Figgin’ Nuts Wheat Free Muffins

I made these muffins for my aunt, who can’t have wheat and who donated the figs to me! She also gave me her old Vitamix, which I used to grind up the oats for the flour.

These muffins are very dense but not heavy or tough. They have a nice chew to them! If you don’t have (or don’t like) fresh ripe figs, try using a fresh peach or two.

Figgin' Nuts Muffins

makes 12 muffins

About 2 1/2 c. oats (ground into 1 1/2 c. flour)
1/2 c. sugar of your choice
3/4 c. soy milk
2 tbsp. ground flax
1/2 c. applesauce
20 small, very ripe figs
1/2 c. chopped walnuts
1/2 tsp. ground cinnamon
1/2 tsp. almond extract
1 tsp. vanilla extract
1/2 tsp. baking soda
1/2 tsp. cider vinegar
1/2 tsp. salt
1 tsp. baking powder

Preheat oven to 350 degrees F. Line a standard sized cupcake sheet with paper cups and set aside.

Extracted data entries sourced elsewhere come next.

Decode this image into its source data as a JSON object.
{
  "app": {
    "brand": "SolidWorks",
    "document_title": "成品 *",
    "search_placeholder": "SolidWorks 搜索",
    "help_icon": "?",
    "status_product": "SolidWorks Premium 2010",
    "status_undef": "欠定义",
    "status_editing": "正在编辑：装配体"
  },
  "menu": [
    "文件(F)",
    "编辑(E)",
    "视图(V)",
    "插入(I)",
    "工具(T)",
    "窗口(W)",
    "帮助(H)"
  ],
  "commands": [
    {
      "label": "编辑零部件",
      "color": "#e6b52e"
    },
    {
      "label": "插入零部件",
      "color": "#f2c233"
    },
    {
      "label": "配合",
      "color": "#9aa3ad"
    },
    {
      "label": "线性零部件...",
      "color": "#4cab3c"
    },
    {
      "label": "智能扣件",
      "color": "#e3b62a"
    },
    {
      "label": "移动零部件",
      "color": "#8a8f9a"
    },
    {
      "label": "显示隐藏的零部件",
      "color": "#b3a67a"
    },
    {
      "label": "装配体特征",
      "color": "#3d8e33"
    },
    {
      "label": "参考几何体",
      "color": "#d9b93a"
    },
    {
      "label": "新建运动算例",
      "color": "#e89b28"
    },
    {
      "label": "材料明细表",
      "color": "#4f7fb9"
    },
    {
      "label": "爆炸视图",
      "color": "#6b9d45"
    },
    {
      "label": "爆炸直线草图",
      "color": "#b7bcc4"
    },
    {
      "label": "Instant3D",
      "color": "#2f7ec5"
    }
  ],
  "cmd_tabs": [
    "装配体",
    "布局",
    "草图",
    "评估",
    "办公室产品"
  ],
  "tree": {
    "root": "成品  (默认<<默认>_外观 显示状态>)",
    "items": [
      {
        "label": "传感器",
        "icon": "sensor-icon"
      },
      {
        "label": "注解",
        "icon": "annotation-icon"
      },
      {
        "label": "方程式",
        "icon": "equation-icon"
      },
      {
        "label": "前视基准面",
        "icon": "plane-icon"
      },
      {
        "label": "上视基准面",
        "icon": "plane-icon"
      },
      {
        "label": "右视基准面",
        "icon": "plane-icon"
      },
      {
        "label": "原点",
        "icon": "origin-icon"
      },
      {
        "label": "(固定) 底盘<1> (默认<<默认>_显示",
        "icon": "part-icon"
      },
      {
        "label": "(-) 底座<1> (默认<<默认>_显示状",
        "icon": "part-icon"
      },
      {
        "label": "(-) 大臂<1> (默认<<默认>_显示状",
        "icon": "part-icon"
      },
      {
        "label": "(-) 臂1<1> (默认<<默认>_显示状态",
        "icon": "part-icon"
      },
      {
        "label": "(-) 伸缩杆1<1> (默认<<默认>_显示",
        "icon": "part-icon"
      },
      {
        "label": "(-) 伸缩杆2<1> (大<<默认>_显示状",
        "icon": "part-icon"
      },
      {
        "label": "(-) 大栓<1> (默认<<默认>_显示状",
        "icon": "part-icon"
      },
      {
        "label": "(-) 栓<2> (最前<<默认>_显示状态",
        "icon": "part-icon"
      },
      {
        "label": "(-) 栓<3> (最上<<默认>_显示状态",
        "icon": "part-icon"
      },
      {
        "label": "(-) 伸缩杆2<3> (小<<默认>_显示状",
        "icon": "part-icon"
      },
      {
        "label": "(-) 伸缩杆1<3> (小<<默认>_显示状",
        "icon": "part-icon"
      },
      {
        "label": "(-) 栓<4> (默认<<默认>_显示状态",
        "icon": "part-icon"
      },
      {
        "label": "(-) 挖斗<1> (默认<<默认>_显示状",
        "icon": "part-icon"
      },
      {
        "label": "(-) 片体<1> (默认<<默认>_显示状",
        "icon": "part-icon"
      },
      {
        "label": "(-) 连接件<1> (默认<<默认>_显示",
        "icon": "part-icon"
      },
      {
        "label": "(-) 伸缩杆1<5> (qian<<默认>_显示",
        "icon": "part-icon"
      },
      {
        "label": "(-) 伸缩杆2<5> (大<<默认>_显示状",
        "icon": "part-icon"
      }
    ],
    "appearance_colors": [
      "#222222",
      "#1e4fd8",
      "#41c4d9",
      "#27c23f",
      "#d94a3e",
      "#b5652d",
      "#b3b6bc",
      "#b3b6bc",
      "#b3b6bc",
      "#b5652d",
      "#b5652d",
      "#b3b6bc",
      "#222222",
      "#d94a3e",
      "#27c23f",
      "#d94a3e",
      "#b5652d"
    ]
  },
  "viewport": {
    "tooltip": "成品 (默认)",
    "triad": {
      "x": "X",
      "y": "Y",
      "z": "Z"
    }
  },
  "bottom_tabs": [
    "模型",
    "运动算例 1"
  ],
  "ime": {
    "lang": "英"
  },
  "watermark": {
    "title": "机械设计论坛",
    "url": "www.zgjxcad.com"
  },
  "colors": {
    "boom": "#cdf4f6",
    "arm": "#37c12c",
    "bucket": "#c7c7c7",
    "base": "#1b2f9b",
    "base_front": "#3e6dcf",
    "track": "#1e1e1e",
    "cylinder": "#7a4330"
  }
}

Grind up your oats in a blender or food processor until they’re super fine. You may need more or fewer oats, so measure how much flour you end up with after grinding. You need 1 1/2 cups! Add your flour to a large mixing bowl.

Add the figs to the blender or food processor. Blend until they’re completely mushed, like applesauce. Set aside.

In a separate bowl, whisk together your ground flax seeds and soy milk. Set aside.

Add the rest of the dry ingredients to your oat flour. Give it a good stir around to make sure the ingredients are mixed pretty well.

Begin to pour your wet ingredients, including the blended figs, into the bowl with the dry. Stir it well, making sure to scrape the bottom of the bowl to get the flour stuck to the bottom.

You can either spoon the batter in, or use a piping bag to pipe the batter into the cups, depending on the size of the walnut pieces. Whatever you’re most comfortable with is fine!

Bake at 350 degrees F for 45 minutes or until done!